En l’espace de 48 heures, le sommet de l’exécutif haïtien a multiplié les parades militaires. Laurent Saint Cyr (CPT), Alix Didier Fils-Aimé (Premier ministre) et le DG de la PNH, André Jonas Vladimir Paraison, ont fait le tour des états-majors : FAd’H lundi, MMSS ce mardi. Une hyper-activité sécuritaire qui soulève une question de fond : pourquoi cette mobilisation soudaine alors que le pays sort de semaines d’attaques sanglantes marquées par l’absence de ces mêmes autorités au front ?
Le tour des casernes : Une communication de crise
Après une visite remarquée au Grand Quartier Général des Forces Armées d’Haïti (FAd’H) le 26 janvier, la délégation s’est rendue ce mardi 27 à la base de la Mission multinationale (MMSS).
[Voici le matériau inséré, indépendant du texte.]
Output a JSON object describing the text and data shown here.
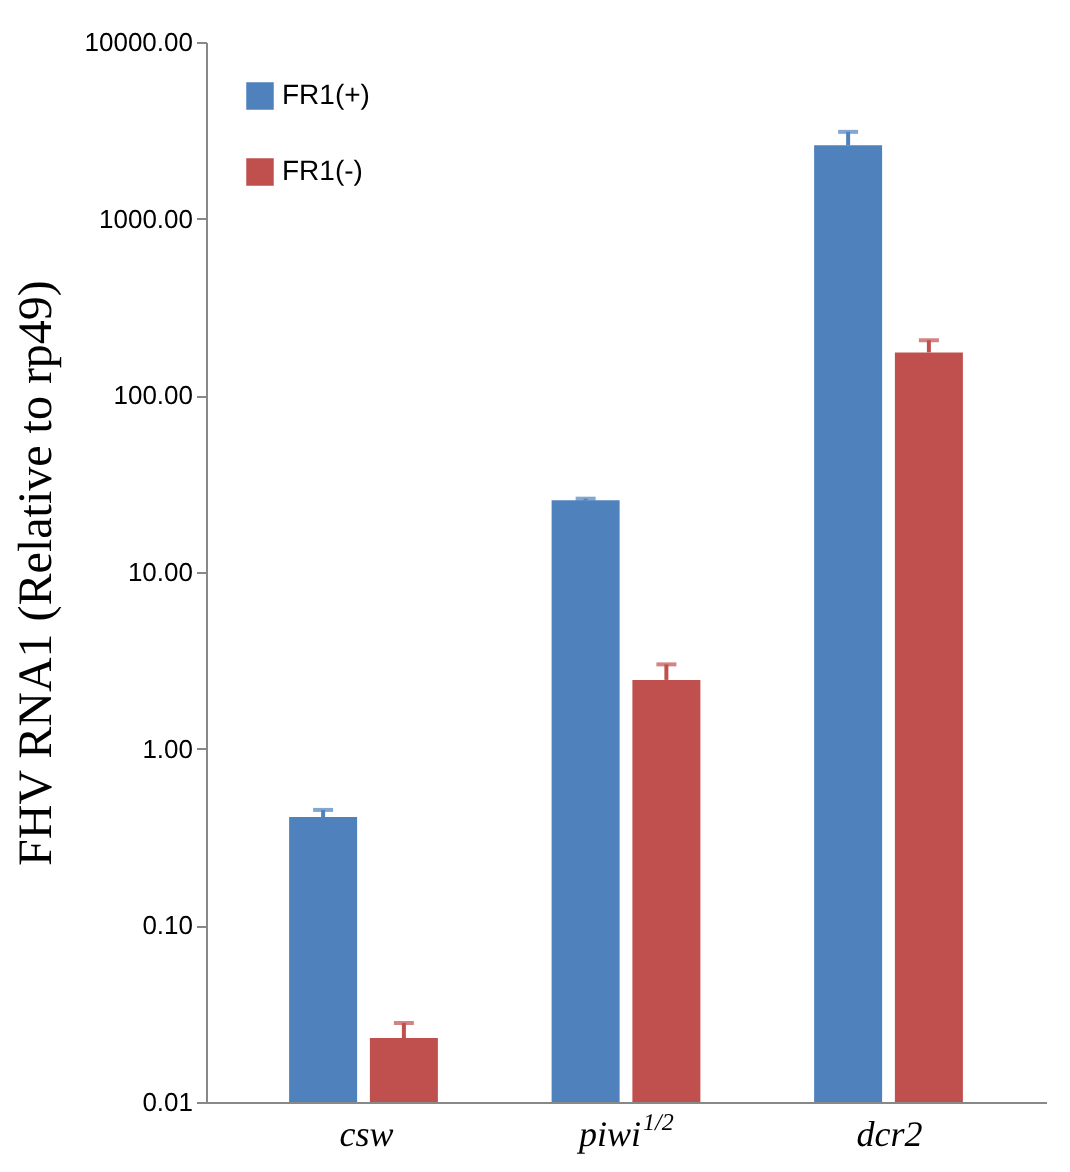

Pour la Primature, il s’agit de « coordonner la reconquête du territoire ». Mais sur le terrain, le timing interroge.
À quelques jours de la date symbolique du 7 février 2026, qui marque la fin théorique des arrangements de transition, cette tournée ressemble davantage à une opération de communication visant à rassurer la communauté internationale et à dissuader toute velléité de soulèvement populaire ou de coup de force des gangs.
La critique se fait acerbe au sein de la population. Plusieurs secteurs de la vie nationale pointent du doigt un contraste saisissant :
* La présence sélective : Les autorités s’affichent aujourd’hui dans l’enceinte sécurisée des bases militaires. Pourtant, lors des récentes incursions des gangs dans les quartiers vulnérables et au centre-ville de Port-au-Prince, la réponse de l’Exécutif a été jugée timide, voire inexistante.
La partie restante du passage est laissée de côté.